To access the help message type:
This will give you a full list of options. Most are related to the jobTree options, which control how the script is executed.
To align a FASTQ file ("input.fastq") to a reference fasta file ("reference.fasta") and output the alignment in SAM format with marginAlign ("output.sam") using the "./jobTree" jobTree to manage the batch do:
marginAlign input.fastq reference.fasta output.sam --jobTree ./jobTree
After executing the "./jobTree" directory should be deleted. This directory contains details of the run - it must be deleted before starting a new run that uses the same jobTree directory. See the jobTree help for more details.
To enable EM training do, putting the trained model file in "output.hmm" do:
marginAlign input.fastq reference.fasta output.sam --em --outputModel output.hmm --jobTree ./jobTree
The resulting output.sam alignment will be aligned with the learned model. To make the EM faster you can reduce the amount of alignments considered in the expectation step using the "--maxAlignmentLengthToSample" option. The default is a maximum of 50 million aligned bases, reducing it to 10 million is probably safe. You can also experiment with reducing the number of iterations of EM from the default of 100 to 75, which is generally enough to get some convergence.
To use a model you've trained with another input file do:
marginAlign input.fastq reference.fasta output.sam --inputModel input.hmm --jobTree ./jobTree
Once the model is trained it can be useful to "normalise" it. The following runs the modifyHmm script to convert the "input.hmm" model to a normalised version, output in "output.hmm":
modifyHmm input.hmm output.hmm --substitutionRate=0.1 --gcContent=0.5
The substitutionRate parameter relaxes the model to expect a 10% substitution rate between the reference being aligned to and the actual sample being sequenced. Though heuristic, we've found a 10-20% rate improves the sensitivity of the model for calling substitutions with marginCaller - presumably because it makes the alignment model more tolerant of substitutions between the read and the reference. The gcContent parameter can be used to adjust the substitution parameters by the expected gc content, as a fraction from 0 to 1.
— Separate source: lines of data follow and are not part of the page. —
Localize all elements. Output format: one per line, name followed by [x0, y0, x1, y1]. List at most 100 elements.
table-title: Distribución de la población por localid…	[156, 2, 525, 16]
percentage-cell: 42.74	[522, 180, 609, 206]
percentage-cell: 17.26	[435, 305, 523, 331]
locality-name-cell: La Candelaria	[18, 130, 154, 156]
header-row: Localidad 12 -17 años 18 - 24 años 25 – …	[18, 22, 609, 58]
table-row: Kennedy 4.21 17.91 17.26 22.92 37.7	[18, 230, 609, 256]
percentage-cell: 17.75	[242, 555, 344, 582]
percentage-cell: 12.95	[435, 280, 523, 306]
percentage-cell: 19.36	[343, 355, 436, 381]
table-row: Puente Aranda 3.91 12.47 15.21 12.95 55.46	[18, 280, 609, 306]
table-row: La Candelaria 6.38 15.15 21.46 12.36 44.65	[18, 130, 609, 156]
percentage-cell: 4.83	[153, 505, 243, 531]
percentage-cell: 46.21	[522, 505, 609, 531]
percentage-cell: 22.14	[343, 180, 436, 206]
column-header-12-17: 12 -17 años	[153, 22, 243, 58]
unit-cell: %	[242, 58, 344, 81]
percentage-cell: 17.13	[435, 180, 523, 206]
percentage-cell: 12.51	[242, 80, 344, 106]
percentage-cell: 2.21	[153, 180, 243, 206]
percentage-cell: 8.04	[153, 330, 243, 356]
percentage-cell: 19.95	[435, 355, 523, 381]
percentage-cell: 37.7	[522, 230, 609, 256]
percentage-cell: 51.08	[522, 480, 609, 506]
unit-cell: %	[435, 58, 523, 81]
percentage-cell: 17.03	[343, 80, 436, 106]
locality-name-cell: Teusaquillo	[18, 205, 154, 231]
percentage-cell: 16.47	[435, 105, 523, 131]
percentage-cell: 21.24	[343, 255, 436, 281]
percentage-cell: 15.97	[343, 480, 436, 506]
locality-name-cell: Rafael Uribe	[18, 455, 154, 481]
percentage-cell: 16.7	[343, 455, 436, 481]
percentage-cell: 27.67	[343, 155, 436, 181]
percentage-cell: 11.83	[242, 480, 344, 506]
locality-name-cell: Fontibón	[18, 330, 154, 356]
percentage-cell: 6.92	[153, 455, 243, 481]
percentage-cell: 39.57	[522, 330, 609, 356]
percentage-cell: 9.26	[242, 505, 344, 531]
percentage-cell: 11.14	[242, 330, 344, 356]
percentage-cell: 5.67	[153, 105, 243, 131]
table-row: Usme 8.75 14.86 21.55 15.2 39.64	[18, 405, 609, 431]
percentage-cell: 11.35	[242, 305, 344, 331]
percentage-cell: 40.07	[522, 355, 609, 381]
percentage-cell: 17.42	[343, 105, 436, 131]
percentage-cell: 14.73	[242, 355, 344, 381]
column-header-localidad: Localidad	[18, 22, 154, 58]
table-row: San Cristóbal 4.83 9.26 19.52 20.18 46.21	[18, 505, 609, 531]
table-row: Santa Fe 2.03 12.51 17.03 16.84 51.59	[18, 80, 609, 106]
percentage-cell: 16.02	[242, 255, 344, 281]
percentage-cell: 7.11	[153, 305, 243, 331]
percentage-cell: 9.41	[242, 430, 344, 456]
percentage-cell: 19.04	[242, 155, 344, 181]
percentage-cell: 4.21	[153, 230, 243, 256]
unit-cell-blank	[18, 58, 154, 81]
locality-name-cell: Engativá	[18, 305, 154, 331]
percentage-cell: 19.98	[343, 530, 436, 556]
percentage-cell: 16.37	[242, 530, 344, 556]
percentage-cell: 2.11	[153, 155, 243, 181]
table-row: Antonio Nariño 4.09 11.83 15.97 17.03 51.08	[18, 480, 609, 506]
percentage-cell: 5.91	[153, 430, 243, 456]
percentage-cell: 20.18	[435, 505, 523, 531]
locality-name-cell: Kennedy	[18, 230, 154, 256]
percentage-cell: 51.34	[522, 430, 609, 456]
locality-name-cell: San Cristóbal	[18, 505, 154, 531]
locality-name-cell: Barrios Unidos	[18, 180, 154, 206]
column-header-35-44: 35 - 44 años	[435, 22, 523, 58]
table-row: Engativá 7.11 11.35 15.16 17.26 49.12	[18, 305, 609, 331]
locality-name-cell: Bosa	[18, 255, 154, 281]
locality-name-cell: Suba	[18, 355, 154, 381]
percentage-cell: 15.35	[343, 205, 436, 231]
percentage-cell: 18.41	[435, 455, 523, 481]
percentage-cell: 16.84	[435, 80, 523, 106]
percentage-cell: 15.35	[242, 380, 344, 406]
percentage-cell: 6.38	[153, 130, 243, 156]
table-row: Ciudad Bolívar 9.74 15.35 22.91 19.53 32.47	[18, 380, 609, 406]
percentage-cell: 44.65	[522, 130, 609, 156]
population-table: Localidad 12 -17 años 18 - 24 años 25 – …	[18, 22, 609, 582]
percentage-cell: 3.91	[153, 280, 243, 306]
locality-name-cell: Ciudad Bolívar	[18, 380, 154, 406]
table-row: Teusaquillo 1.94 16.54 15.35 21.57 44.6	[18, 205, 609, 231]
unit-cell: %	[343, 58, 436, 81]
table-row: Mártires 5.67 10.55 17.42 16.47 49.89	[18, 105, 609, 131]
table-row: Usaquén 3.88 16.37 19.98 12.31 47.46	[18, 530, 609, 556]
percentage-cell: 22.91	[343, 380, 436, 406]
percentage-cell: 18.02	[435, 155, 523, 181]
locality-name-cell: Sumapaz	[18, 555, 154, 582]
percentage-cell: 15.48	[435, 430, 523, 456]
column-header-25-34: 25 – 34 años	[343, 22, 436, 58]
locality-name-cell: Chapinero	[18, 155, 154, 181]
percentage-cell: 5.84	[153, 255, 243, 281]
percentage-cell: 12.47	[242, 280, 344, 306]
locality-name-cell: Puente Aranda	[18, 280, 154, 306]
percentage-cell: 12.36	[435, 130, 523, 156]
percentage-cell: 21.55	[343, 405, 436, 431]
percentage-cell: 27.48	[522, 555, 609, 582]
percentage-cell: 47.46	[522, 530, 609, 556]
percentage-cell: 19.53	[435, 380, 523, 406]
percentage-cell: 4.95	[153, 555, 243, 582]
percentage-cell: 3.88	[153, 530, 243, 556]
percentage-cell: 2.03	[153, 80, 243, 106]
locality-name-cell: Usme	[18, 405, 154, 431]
marginAlign expects the headers in the FASTQ file to be unique. Alternatively, a FASTQ file with unique headers can be created using the uniquifyFastq utility. To use uniquifyFastq do:
uniquifyFastq input.fastq input_with_unique_headers.fastq
To call single nucleotide variations from an existing alignment ("input.sam") sam file and the output ("output.vcf"):
marginCaller input.sam reference.fa output.vcf --jobTree ./jobTree
By default marginCaller only reports substitutions with a posterior base probability of 0.3 or greater. This can be adjusted by setting the --threshold parameter. Note, given the simple model used, it is possible to get multiple substitutions called at a site, if two non-reference bases both have posterior probability greater than 0.3. marginCaller does not currently report reference base probs - this will be added when I get a chance to play with the model a bit.
To NOT marginalise over the read alignments do (this will just use the existing alignment, and will be much quicker):
marginCaller input.sam reference.fa output.vcf --noMargin --jobTree ./jobTree
To use a trained model "model.hmm" (see marginAlign) do:
marginCaller input.sam reference.fa output.vcf --jobTree ./jobTree --alignmentModel=model.hmm --errorModel=model.hmm
This will use the model.hmm file in both generating the posterior alignment probabilities (--alignmentModel), and then in generating the posterior base probabilities (--errorModel).
To calculate the median/avg/min/max identity of reads in a sam file do:
marginStats input.sam read.fastq reference.fasta --identity
Other flags (see help) can be used to calculate other stats.
Please cite margin align as:
"Nat Methods. 2015 Apr;12(4):351-6. doi: 10.1038/nmeth.3290. Epub 2015 Feb 16. Improved data analysis for the MinION nanopore sequencer. Jain M1, Fiddes IT1, Miga KH1, Olsen HE1, Paten B1, Akeson M1."
This paper contains a description of the algorithms used in marginAlign.